Kesederhanaan lah yang menjadi ruh pesantren. Bukan kemewahan fasilitas layaknya hotel. Bukan kemegahan gedung dan lain-lain. Ada orang tua yang langsung protes begitu mengetahui fasilitas tempat mandi anaknya jauh dari kata layak.
Akan semakin parah kalau di ujungnya dia mempertanyakan iuran besar yang dia keluarkan setiap bulan untuk membayar fasilitas yang diinginkannya itu. Di sini berlakulah ikatan jual beli semata. Wali siswa sebagai pembeli, pihak sekolah sebagai pedagang. Semangat luhur berupa proses transfer nilai dan akhlak mulia yang menjadi ruh pendidikan menjadi hilang. Kesederhanaan sudah tidak ada.
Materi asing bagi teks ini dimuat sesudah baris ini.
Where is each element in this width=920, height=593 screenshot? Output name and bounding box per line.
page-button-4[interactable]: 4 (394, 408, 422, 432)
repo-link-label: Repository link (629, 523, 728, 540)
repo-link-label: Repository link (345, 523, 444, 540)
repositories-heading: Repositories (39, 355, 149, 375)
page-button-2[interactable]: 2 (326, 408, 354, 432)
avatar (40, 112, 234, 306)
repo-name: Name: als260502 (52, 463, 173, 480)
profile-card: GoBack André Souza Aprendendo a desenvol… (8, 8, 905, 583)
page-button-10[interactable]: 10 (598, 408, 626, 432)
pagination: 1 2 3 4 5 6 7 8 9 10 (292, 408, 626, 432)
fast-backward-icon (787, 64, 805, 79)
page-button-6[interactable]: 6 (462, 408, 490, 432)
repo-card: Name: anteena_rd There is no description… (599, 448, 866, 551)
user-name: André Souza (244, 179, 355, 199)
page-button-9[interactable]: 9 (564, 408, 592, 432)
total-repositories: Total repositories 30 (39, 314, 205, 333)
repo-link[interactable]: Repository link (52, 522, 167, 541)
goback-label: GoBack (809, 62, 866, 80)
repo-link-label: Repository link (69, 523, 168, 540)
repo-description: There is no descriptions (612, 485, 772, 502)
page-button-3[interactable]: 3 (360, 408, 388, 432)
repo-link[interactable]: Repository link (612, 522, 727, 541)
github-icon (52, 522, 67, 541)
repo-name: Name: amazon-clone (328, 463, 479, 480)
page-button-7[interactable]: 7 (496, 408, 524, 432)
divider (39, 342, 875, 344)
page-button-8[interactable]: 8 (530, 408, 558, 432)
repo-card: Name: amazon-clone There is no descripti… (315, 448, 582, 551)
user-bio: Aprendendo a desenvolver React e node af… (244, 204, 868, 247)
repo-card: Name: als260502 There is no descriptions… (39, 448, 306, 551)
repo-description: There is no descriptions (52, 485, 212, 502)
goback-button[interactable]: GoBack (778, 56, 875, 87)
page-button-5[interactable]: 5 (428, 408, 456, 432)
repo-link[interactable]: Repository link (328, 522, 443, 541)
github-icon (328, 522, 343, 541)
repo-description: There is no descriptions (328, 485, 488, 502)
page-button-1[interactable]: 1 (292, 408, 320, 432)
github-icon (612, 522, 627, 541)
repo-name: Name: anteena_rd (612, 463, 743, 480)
Dulu, sewaktu nyantri, kita sering dikisahkan tentang tokoh-tokoh besar yang menuntut ilmu lewat jalan terjal. Bersakit-sakit. Hari-hari mereka adalah hari-hari yang sakit. Hasilnya mereka menjadi orang-orang besar yang dikenang sejarah lewat karya dan kualitas personal mereka. Ternyata, kisah-kisah yang disampaikan para guru itu bermuara pada satu titik : mereka ingin murid-murid mereka kelak menjadi manusia tahan banting.Â
Kekah tegeng dalam tiap musik dan cuaca. Santri adalah mereka yang hidupnya kuat dan tahan banting untuk kesulitan macam apapun. Mereka akan bisa melewatinya dengan baik. Karakter macam ini tentu saja tidak bisa dibangun oleh suasana sekolah yang selalu bikin ngantuk karena saking nyamannya. Karakter macam ini hanya bisa terwujud di lembaga pendidikan yang menanamkan nilai natural dan sederhana dalam proses belajar mengajarnya.
Akhirnya, beruntunglah pesantren yang masih mempertahankan warisan besar ini. Salam.